GABRIELA ORTEGA GONZÁLEZ-REVILLA: LA MUJER QUE ENCENDIÓ UNA LLAMA DE CAMBIO EN PANAMÁ

En 1974, cuando la idea de una mujer vistiendo el uniforme de bombero parecía impensable, Gabriela Ortega González-Revilla decidió desafiar la historia. Tras varios intentos fallidos y años de perseverancia, recibió el alta con el grado de subteniente, de manos del entonces comandante jefe, coronel Segismundo Navarro, convirtiéndose en la primera mujer en integrar el Benemérito Cuerpo de Bomberos de la República de Panamá.

Pero su historia va más allá de un uniforme. Médico de profesión, integró el cuerpo de endocrinólogos de Estados Unidos, representó a Panamá como Cónsul Honorario en Houston, lideró la banda musical de su escuela y defendió con firmeza el medio ambiente. Su voz también se alzó contra las injusticias; en un homenaje en vida, rompió el protocolo para exigir mejoras salariales y de prima de seguro para los bomberos voluntarios.

Su hijo, Gustavo Rutter, la recuerda como una mujer incansable, capaz de abrirse paso en un mundo que quería limitarla.
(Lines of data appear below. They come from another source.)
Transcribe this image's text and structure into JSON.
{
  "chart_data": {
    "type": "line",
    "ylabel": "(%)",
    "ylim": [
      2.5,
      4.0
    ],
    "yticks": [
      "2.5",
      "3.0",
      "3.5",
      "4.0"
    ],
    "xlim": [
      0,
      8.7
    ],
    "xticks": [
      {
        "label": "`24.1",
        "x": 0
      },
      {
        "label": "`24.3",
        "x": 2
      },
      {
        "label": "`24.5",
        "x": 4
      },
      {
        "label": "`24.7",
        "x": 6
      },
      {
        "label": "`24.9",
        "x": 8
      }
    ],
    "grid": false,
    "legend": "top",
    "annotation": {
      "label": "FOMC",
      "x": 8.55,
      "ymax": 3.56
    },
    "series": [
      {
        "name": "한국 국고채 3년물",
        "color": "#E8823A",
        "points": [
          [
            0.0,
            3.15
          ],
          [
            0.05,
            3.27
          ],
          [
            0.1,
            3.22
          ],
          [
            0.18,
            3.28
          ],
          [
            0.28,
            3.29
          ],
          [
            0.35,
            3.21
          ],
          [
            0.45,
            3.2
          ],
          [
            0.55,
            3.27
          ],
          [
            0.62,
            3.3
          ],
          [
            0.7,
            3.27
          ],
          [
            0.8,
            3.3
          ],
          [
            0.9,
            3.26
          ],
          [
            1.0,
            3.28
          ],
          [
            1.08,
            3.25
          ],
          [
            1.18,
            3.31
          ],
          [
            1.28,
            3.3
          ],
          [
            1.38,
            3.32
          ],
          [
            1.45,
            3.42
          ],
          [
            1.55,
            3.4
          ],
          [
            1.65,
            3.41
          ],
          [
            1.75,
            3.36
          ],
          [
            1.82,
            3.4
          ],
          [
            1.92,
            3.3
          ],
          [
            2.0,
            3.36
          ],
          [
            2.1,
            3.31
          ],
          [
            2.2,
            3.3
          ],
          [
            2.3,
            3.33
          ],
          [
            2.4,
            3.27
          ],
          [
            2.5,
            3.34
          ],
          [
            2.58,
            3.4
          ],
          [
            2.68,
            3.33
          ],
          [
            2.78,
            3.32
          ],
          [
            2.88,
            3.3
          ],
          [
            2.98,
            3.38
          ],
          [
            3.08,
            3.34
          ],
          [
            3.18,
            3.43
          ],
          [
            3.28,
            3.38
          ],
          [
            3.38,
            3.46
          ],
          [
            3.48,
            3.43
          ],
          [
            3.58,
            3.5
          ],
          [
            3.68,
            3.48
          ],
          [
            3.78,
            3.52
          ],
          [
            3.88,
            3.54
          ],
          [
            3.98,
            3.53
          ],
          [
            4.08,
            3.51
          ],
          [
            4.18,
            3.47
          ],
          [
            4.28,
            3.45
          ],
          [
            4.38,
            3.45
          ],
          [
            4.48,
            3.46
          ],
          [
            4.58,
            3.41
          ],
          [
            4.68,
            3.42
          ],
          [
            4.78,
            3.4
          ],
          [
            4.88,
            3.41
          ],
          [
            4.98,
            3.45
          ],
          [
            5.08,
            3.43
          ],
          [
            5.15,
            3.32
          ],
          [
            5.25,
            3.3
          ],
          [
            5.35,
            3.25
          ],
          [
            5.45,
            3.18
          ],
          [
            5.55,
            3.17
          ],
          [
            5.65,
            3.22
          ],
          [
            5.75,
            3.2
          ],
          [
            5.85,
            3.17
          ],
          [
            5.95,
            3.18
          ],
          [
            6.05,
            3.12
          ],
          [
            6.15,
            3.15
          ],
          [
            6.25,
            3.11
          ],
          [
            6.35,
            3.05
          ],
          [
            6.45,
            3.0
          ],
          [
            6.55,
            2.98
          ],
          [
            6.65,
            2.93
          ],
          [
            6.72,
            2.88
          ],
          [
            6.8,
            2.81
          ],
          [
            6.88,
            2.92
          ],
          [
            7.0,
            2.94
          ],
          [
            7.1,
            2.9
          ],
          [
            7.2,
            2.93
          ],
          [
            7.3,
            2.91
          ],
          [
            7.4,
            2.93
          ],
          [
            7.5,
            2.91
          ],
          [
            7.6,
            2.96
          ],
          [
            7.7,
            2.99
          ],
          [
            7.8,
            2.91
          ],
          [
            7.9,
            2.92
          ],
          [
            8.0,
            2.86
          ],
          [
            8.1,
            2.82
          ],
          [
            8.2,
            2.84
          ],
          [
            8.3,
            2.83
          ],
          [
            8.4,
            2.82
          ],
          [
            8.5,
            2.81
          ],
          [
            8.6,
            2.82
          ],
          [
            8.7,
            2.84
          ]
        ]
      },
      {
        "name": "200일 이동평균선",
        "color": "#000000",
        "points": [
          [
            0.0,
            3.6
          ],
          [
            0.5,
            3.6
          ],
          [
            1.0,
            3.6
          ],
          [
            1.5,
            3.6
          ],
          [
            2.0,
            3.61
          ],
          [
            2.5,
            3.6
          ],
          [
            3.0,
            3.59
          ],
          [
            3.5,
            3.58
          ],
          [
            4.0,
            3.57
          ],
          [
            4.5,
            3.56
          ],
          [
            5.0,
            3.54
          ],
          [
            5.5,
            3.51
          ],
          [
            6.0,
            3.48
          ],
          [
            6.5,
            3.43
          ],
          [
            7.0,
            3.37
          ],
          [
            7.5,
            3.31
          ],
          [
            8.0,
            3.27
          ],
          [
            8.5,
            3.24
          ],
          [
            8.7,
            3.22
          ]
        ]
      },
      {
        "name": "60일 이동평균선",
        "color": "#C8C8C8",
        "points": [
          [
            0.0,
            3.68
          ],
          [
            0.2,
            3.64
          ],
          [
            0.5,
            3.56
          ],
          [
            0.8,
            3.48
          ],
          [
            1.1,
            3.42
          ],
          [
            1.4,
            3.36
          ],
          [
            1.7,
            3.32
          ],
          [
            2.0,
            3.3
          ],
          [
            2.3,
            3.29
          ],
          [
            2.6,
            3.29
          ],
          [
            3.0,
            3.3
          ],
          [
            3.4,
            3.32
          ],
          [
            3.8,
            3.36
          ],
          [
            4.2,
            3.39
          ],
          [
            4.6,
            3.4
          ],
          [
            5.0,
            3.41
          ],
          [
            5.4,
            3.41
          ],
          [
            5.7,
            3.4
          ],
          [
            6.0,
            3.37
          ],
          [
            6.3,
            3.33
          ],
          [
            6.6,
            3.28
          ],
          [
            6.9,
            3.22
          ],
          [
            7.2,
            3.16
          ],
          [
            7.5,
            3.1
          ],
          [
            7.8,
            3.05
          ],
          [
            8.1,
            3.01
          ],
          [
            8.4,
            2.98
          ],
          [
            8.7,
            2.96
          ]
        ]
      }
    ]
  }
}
Desde Chiriquí hasta Estados Unidos, Gabriela nunca dejó de luchar, nunca dejó de servir.

Hoy, su legado sigue vivo como ejemplo para todas las mujeres que se atreven a romper barreras. Gabriela no solo fue bombera: fue pionera, defensora, líder y una llama que seguirá iluminando el camino de las futuras generaciones.